Şimdi durumun gerçekte ne olduğuna bakalım; Tayvan Çin münasebeti ile (BM)
üyesi olamazken, Ukrayna’da Rusya Münasebeti ile (BM) üyesi olamıyor. Son
zamanlarda Tayvan, Çin'in karşı çıktığı Birleşmiş Milletler gibi uluslararası
örgütlere girmek için çok lobi faaliyetlerinde bulundu.
NATO artık özelliğini egemen güçlerin dudakları arasına sıkıştırmıştır. Güdümlü
politikalara kucak açarak, kuruluş amacını ihlal etmiş oluyor. Bir taraftan yayılma
politikası ile Rusya'nın Ukrayna'yı işgalinin ardından, İskandinav ülkelerine sırayla
NATO göz kırpmaya başladı.
Onlarca yıl "askeri olarak tarafsız ve bağlantısızlık doktrinini" izleyen iki
ülkenin, İsveç ve Finlandiya'nın NATO üyeliği, Türkiye’nin duyduğu Terör
odaklarına verdikleri desteklerden dolayı rahatsızlığı göz ardı etmeye çalışması
düşündürücü olmaktadır.
Peki bu iki ülkenin İsveç ve Finlandiya'nın NATO'ya katılımı neden bu kadar
önemli? 70 yıl sonra neden iki ülke de NATO'ya katılım için harekete geçti?

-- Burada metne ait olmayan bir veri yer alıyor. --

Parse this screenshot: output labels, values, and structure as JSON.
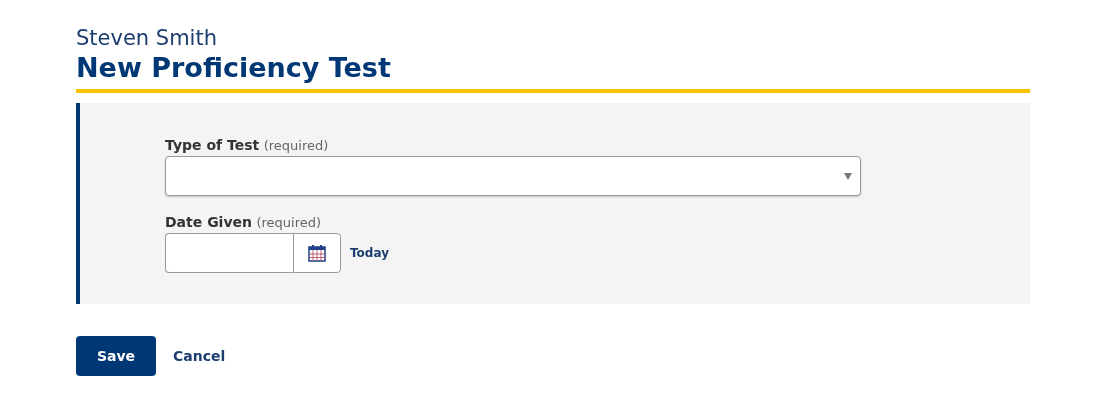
{
  "header": {
    "subtitle": "Steven Smith",
    "title": "New Proficiency Test"
  },
  "fields": [
    {
      "kind": "select",
      "label": "Type of Test",
      "hint": "(required)"
    },
    {
      "kind": "date",
      "label": "Date Given",
      "hint": "(required)",
      "link": "Today"
    }
  ],
  "buttons": [
    {
      "kind": "primary",
      "label": "Save"
    },
    {
      "kind": "link",
      "label": "Cancel"
    }
  ]
}
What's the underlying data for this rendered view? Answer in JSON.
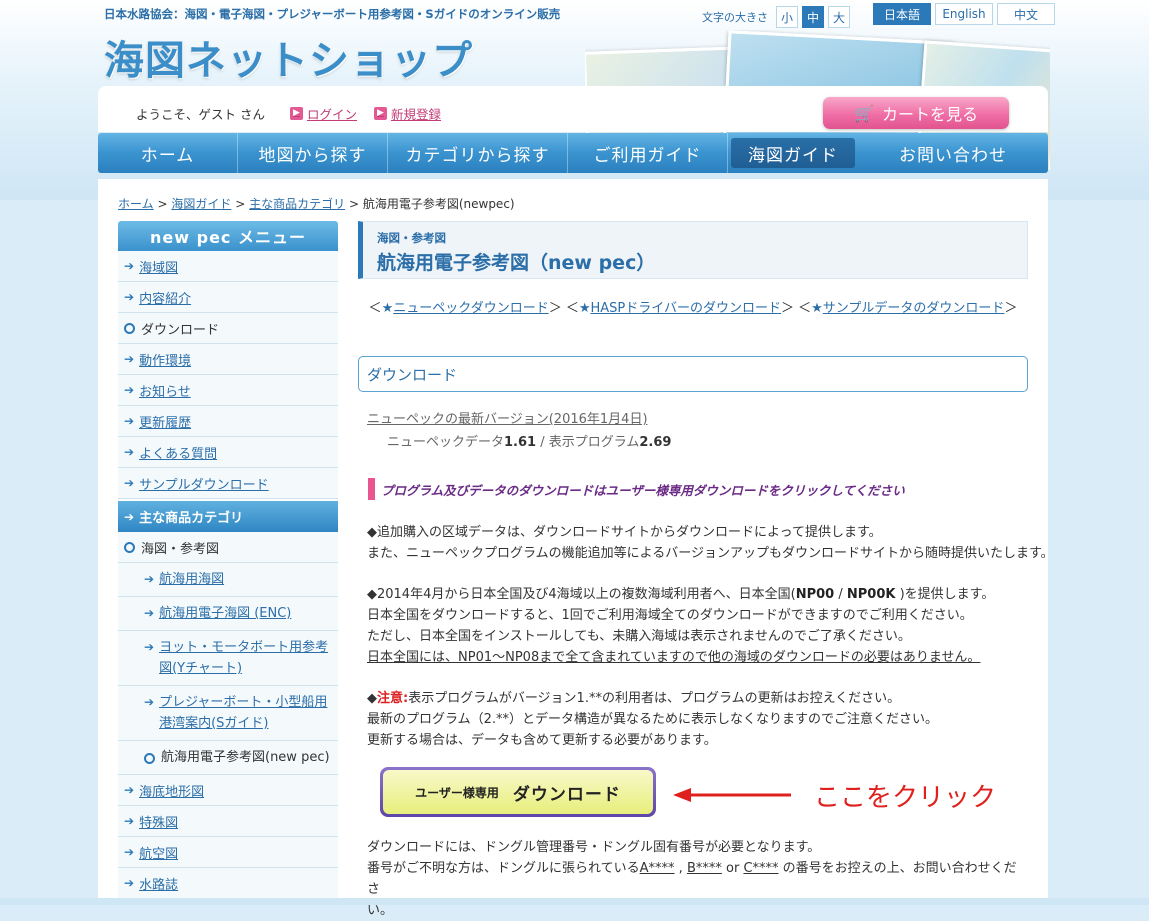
{
  "header": {
    "tagline": "日本水路協会：海図・電子海図・プレジャーボート用参考図・Sガイドのオンライン販売",
    "logo": "海図ネットショップ",
    "font_size_label": "文字の大きさ",
    "font_sizes": [
      "小",
      "中",
      "大"
    ],
    "font_size_selected": "中",
    "languages": [
      "日本語",
      "English",
      "中文"
    ],
    "language_selected": "日本語",
    "welcome": "ようこそ、ゲスト さん",
    "login": "ログイン",
    "register": "新規登録",
    "cart": "カートを見る"
  },
  "nav": {
    "items": [
      "ホーム",
      "地図から探す",
      "カテゴリから探す",
      "ご利用ガイド",
      "海図ガイド",
      "お問い合わせ"
    ],
    "active": "海図ガイド"
  },
  "breadcrumb": {
    "items": [
      "ホーム",
      "海図ガイド",
      "主な商品カテゴリ"
    ],
    "current": "航海用電子参考図(newpec)",
    "separator": ">"
  },
  "sidebar": {
    "menu_title": "new pec メニュー",
    "items": [
      "海域図",
      "内容紹介",
      "ダウンロード",
      "動作環境",
      "お知らせ",
      "更新履歴",
      "よくある質問",
      "サンプルダウンロード"
    ],
    "current": "ダウンロード",
    "category_title": "主な商品カテゴリ",
    "category_parent": "海図・参考図",
    "sub_items": [
      "航海用海図",
      "航海用電子海図 (ENC)",
      "ヨット・モータボート用参考図(Yチャート)",
      "プレジャーボート・小型船用港湾案内(Sガイド)",
      "航海用電子参考図(new pec)"
    ],
    "sub_current": "航海用電子参考図(new pec)",
    "bottom_items": [
      "海底地形図",
      "特殊図",
      "航空図",
      "水路誌"
    ]
  },
  "content": {
    "title_small": "海図・参考図",
    "title_big": "航海用電子参考図（new pec）",
    "quicklinks": [
      "ニューペックダウンロード",
      "HASPドライバーのダウンロード",
      "サンプルデータのダウンロード"
    ],
    "section_title": "ダウンロード",
    "version_link": "ニューペックの最新バージョン(2016年1月4日)",
    "version_data_label": "ニューペックデータ",
    "version_data": "1.61",
    "version_sep": " / 表示プログラム",
    "version_program": "2.69",
    "notice": "プログラム及びデータのダウンロードはユーザー様専用ダウンロードをクリックしてください",
    "p1_line1": "◆追加購入の区域データは、ダウンロードサイトからダウンロードによって提供します。",
    "p1_line2": "また、ニューペックプログラムの機能追加等によるバージョンアップもダウンロードサイトから随時提供いたします。",
    "p2_line1_a": "◆2014年4月から日本全国及び4海域以上の複数海域利用者へ、日本全国(",
    "p2_line1_b": "NP00",
    "p2_line1_c": " / ",
    "p2_line1_d": "NP00K",
    "p2_line1_e": " )を提供します。",
    "p2_line2": "日本全国をダウンロードすると、1回でご利用海域全てのダウンロードができますのでご利用ください。",
    "p2_line3": "ただし、日本全国をインストールしても、未購入海域は表示されませんのでご了承ください。",
    "p2_line4": "日本全国には、NP01〜NP08まで全て含まれていますので他の海域のダウンロードの必要はありません。",
    "p3_diamond": "◆",
    "p3_red": "注意:",
    "p3_line1": "表示プログラムがバージョン1.**の利用者は、プログラムの更新はお控えください。",
    "p3_line2": "最新のプログラム（2.**）とデータ構造が異なるために表示しなくなりますのでご注意ください。",
    "p3_line3": "更新する場合は、データも含めて更新する必要があります。",
    "dl_button_small": "ユーザー様専用",
    "dl_button_big": "ダウンロード",
    "click_here": "ここをクリック",
    "bottom_line1": "ダウンロードには、ドングル管理番号・ドングル固有番号が必要となります。",
    "bottom_line2_a": "番号がご不明な方は、ドングルに張られている",
    "bottom_code_a": "A****",
    "bottom_comma": " , ",
    "bottom_code_b": "B****",
    "bottom_or": " or ",
    "bottom_code_c": "C****",
    "bottom_line2_b": " の番号をお控えの上、お問い合わせくださ",
    "bottom_line3": "い。"
  },
  "colors": {
    "accent": "#2b79b8",
    "link": "#2b6ea8",
    "pink": "#e35a93",
    "red": "#e0201c",
    "notice_text": "#6a2a86"
  }
}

Sorusunu beraberinde taşımaktadır. Terörle mücadele eden, müttefiki sayılanların
komşusunu silahlandırdıkları, Uluslararası sözleşmelerle elde ettiği egemenlik
hakları ihlal edilen, tek NATO üyesi var. O da Türkiye’dir. NATO bizim neyimizdir?
Müttefikimiz mi, yoksa baş altı yastığımız mı?
Sağlıklı yaşayın, uyanık olarak, sağlıcakla kalın.